Eligibility Conditions

Section 54

  • Capital gain must arise from the sale of a long-term residential house.

  • Invest in a new residential house situated in India.

  • Purchase within 1 year before or 2 years after the sale, or construct within 3 years after the sale.

  • Exemption is generally available for one residential house, with a one-time option to invest in two houses where prescribed conditions are met.


Section 54F

  • Capital gain must arise from selling a long-term capital asset other than a residential house.

  • Invest in one residential house in India.

  • Purchase within 1 year before or 2 years after the sale, or construct within 3 years after the sale.

  • The taxpayer must satisfy the conditions regarding ownership of other residential houses prescribed under Section 54F.


How Exemption is Calculated

Under Section 54

Exemption = Lower of:

  • Long-term capital gain, or

  • Amount invested in the new residential house.

Example

  • Sale of residential house

  • LTCG = ₹20 lakh

  • Investment in new house = ₹18 lakh

Exemption = ₹18 lakh

Taxable LTCG = ₹2 lakh.


Under Section 54F

Exemption = Capital Gain × (Amount Invested ÷ Net Sale Consideration)
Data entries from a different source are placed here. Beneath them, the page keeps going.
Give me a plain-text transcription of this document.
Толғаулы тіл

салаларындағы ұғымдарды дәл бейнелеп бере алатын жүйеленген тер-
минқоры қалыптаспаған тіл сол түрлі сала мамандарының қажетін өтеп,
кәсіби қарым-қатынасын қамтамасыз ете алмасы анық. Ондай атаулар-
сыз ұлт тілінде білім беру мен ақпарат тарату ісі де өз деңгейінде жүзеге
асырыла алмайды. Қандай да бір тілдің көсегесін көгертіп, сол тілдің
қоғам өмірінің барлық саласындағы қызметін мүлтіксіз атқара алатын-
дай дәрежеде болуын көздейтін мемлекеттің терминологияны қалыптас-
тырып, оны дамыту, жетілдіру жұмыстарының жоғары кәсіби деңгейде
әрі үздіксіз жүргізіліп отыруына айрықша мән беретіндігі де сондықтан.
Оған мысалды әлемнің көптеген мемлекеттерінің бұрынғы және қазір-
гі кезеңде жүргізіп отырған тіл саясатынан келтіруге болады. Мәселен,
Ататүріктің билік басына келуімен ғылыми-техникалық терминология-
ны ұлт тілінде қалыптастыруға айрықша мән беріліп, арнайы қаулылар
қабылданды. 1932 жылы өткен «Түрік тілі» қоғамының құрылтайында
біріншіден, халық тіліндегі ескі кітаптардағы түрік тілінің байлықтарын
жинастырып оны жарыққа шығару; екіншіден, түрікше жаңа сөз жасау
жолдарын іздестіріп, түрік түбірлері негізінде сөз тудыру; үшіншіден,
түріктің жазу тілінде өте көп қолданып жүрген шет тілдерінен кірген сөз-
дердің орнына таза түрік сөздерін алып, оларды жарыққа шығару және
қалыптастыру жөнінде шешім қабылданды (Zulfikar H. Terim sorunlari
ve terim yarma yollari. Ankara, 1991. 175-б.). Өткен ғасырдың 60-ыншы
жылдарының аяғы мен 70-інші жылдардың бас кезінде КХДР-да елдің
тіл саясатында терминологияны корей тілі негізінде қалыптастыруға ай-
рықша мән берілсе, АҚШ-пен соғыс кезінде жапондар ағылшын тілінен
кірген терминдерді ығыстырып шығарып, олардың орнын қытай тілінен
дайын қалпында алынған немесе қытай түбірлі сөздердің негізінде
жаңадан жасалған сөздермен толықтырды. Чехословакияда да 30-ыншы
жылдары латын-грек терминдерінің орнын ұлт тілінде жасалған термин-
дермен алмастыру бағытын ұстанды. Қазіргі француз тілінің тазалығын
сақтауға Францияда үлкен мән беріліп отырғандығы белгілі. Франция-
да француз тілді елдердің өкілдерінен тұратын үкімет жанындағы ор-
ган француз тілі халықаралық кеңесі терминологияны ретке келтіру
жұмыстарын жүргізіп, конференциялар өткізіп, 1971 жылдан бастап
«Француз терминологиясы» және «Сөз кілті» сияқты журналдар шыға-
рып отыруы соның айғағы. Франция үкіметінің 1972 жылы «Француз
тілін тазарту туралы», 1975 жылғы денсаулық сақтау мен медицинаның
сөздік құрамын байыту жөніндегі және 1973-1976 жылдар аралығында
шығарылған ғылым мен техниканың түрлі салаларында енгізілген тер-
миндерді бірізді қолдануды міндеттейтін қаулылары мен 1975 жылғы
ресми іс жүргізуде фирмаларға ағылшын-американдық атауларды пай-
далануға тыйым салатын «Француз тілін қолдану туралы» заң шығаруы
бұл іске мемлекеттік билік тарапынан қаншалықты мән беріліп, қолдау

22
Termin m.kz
If the entire net sale consideration is invested, the entire capital gain may qualify for exemption.

Example

  • Sale consideration = ₹80 lakh

  • LTCG = ₹30 lakh

  • Investment = ₹60 lakh

Exemption = ₹30 lakh × (₹60 lakh ÷ ₹80 lakh) = ₹22.5 lakh

Taxable LTCG = ₹7.5 lakh.


Capital Gains Account Scheme (CGAS)

If the investment in the new house cannot be completed before the due date for filing the income-tax return, the unutilized amount may need to be deposited in the Capital Gains Account Scheme (CGAS) to preserve eligibility for exemption, subject to the applicable conditions.


Common Mistakes to Avoid

  • Confusing investment of capital gains (Section 54) with net sale consideration (Section 54F).

  • Missing the statutory purchase or construction timelines.

  • Ignoring the ownership conditions under Section 54F.

  • Not depositing unutilized funds into CGAS where required.

  • Selling the new residential house before the prescribed lock-in period.


Which Section Should You Use?

  • Choose Section 54 if you are selling a long-term residential house and buying or constructing another residential house.

  • Choose Section 54F if you are selling another long-term asset (such as land, shares, gold, or mutual funds) and investing the sale proceeds in a residential house.

The applicable section depends on the asset sold and whether all statutory conditions are fulfilled.


Frequently Asked Questions (FAQs)

Can I claim both Section 54 and Section 54F?

Yes, if separate transactions independently satisfy the conditions of each section.

Is exemption available for under-construction property?

Yes, provided construction is completed within the prescribed time limit and other conditions are met.

Can NRIs claim these exemptions?

NRIs may claim these exemptions if they satisfy the applicable conditions under the Income-tax Act.

Is there a maximum exemption limit?

Yes. The exemption under Sections 54 and 54F is subject to the statutory limit of ₹10 crore.


Conclusion

Both Section 54 and Section 54F are valuable tax-saving provisions, but they apply in different situations. Section 54 is meant for the sale of a residential house, whereas Section 54F covers the sale of other long-term capital assets. Understanding the eligibility conditions, investment requirements, and timelines can help taxpayers legally minimize their capital gains tax while remaining compliant with the Income-tax Act.